Kinderbetreuung – Notbetreuung
Sofern der Elternteil, der ein Umgangsrecht hat, zur Erziehung geeignet und zuverlässig ist, ist eine Einbindung dieses Elternteils in das Betreuungskonzept und eine Betreuung durch diesen Elternteil in Zeiten geschlossener Kitas und Schulen dem Kindeswohl dienlicher als eine Notbetreuung, welche durch fremde Personen durchgeführt wird. Die gesellschaftliche Krise könnte dazu führen, das Getrenntleben der Eltern flexibler zusammenarbeiten (müssen).

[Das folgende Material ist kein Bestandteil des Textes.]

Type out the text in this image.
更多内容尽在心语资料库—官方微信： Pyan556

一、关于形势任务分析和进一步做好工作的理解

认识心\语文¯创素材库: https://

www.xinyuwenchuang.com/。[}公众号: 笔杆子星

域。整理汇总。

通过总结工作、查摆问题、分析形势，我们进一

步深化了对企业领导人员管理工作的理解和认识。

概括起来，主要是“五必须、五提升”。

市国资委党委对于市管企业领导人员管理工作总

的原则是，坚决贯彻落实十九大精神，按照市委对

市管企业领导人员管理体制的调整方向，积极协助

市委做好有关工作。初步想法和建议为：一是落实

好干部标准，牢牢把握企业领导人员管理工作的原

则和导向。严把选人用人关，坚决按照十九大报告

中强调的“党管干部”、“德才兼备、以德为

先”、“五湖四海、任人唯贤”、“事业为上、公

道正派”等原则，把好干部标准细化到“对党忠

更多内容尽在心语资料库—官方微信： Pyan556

Begleiteter Umgang / In Obhut genommene Kinder
Bei von Landesregierungen angeordneten Kontaktverboten werden diejenigen Elternteile, die auf begleiteten Umgang angewiesen sind, zumindest zeitweise die Verlierer sein, da die Institutionen, die zur Begleitung eingesetzt werden, gegebenenfalls während dieser Zeiten nicht zur Verfügung stehen/stehen dürfen.
Dasselbe gilt für Kinder, die in Jugendhilfeeinrichtungen/Heimen/Kleinsteinrichtungen untergebracht sind. Häufig haben Elternteile nur einmal im Monat die Gelegenheit, ihre Kinder in diesen Einrichtungen zu besuchen. Viele stationäre Einrichtungen setzen Heimfahrten untergebrachte Kinder und Jugendlicher ebenso wie Besuche von Eltern, also solcher Personen, die in den stationären Einrichtungen für den Betrieb nicht erforderlich sind, aus.
Um einer Entfremdung durch zu lange Unterbrechung des Umgangs entgegenzuwirken wird es erforderlich sein, ein Konzept zu entwickeln, um in gewissem Maße eine Form des Kontakts aufrechtzuerhalten. Neben telefonischen Kontakten oder Kontakte durch E-Mails, WhatsApp oder Briefen bietet sich-gerade bei kleineren Kindern-noch immer der Audio Kontakt per Skype an. Es bleibt zu hoffen, dass die Einrichtungen diese Möglichkeiten zur Verfügung stellen.